Alors j'assume ne pas vouloir perdre ces 12% dans cette réforme qui ne
vous apportera rien. Le gain escompté est de l'ordre de 200 millions
d'euros par an. A ce rythme, il faudra 75 ans pour rembourser les 15
milliards de cadeaux fiscaux faits cet été ! Suis-je encore le
privilégié de cette société ?

Mais plus encore. Cette réforme, comme les précédentes, vous coûtera
beaucoup, elle nous coûtera beaucoup à tous. Parce que c'est la
solidarité que l'on tue aujourd'hui. Cette solidarité voulue par nos
pères au lendemain de la guerre, cette solidarité insupportable pour qui
se réclame du libéralisme et du chacun-pour-soi. Cette solidarité dont
le sens profond ne dépasse pas, pour notre gouvernement, la notion de
l'aumône dominicale. Mais pour moi elle a un SENS, parce qu'elle est
profondément humaine. C'est elle, le ciment de notre société. A quoi bon
vivre comme les loups où le couple dominant mange en premier et où le
dernier mange ce qui reste ? Tous mangent, certes, mais est-ce le modèle
que nous voulons pour notre société ?

Est-ce l'exemple pour nos enfants ? Ma conviction profonde est que la
société humaine ne peut être basée que sur la solidarité, sur l'entraide
mutuelle.

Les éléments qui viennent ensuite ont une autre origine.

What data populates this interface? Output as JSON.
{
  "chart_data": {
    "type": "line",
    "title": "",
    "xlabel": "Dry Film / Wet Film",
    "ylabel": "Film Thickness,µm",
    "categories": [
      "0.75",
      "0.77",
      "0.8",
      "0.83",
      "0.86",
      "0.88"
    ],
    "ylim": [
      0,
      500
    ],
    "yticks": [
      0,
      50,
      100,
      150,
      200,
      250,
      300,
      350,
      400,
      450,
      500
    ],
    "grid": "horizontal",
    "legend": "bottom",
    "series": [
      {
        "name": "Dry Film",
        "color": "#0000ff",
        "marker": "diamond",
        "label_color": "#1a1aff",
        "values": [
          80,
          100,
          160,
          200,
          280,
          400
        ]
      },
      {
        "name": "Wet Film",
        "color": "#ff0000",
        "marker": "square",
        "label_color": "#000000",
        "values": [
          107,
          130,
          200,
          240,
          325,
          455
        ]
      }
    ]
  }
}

C'est ce à quoi je crois et c'est pour cela que j'assume ce
combat.

Et je me souviens de 1995. Vous étiez derrière nous à 75% ! Autre époque
où nous portions l'espoir, où l'on a vu des personnes venir apporter une
journée de salaire dans notre caisse de grève en nous demandant de faire
la grève pour eux. La grève ce n'est pas mon métier. J'assume d'avoir
laissé tomber cet espoir faute de pouvoir le porter seul. J'assume
aujourd'hui de me battre d'abord pour moi, règle première de cette
société libérale que je veux combattre. C'est paradoxal ? Oui, mais
j'assume ce paradoxe parce que vous ne m'aimez plus aujourd'hui et que
cette désaffection est le fruit d'un combat que vous n'avez pas voulu
mener, croyant à tort que je le ferais pour vous. Nos père se sont
battus, certains sont morts, pour nos congés, nos retraites, notre santé
et pour bien d'autres choses encore. Qui se souvient aujourd'hui du prix
payé par eux pour nos avantages de salariés de pays riche ?

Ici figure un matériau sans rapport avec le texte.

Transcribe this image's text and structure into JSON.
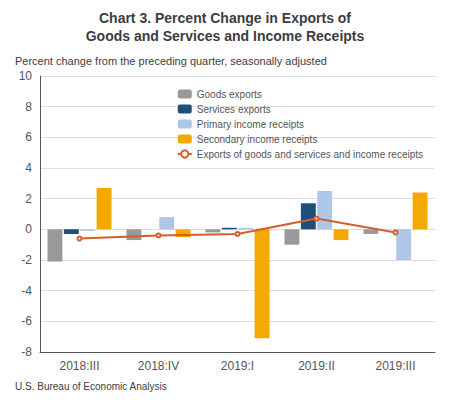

Certains perdront leur boulot paraît-il. Mais qui est assez stupide pour
m'accuser moi et laisser en paix cette crevure de directeur du personnel
qui utilisera cyniquement cet alibi, ce sous-homme incapable de
considérer son prochain comme son égal dans la difficulté ? Eh bien oui,
j'assume de fournir cet alibi fallacieux à cette personne qui ne devrait
rien avoir à faire dans la société des hommes.

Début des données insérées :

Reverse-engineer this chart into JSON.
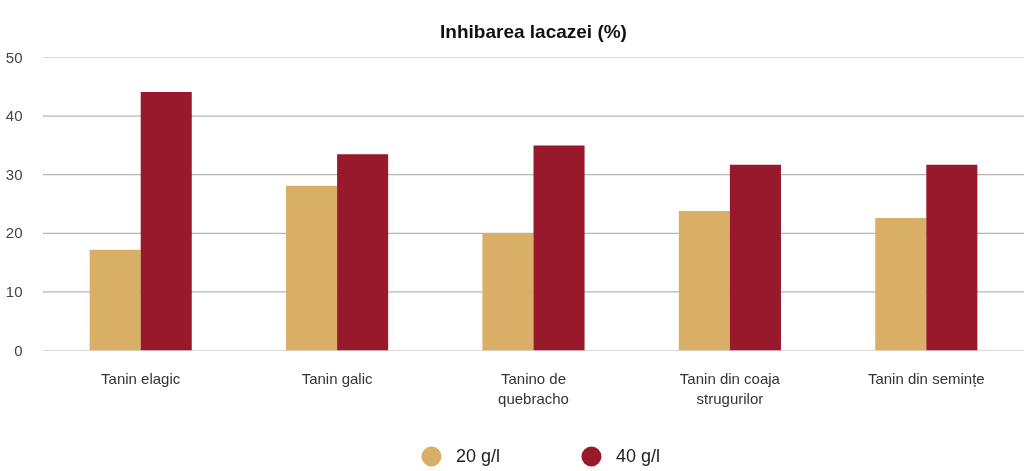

Il n'y a pas si longtemps, nous, cheminots, avions un slogan plein
d'avenir, nous voulions partager le progrès pour tous. Souvenez-vous : «
Le progrès ne vaut... » Où est-il ce progrès, aujourd'hui où l'Homme de
ce siècle a enfermé sa liberté dans une télé et un portable ? Où l'on
vante les soi-disant mérites du libéralisme sans parler de ses
inconvénients comme la précarité ? Où l'on détruit l'avenir de nos
enfants en oubliant les combats de nos pères ? Où l'on brade notre
société solidaire pour peu qu'on nous fiche la paix ? Où est-il le
progrès aujourd'hui ?

J'assume tout cela, chère cliente, cher client, j'assume tout.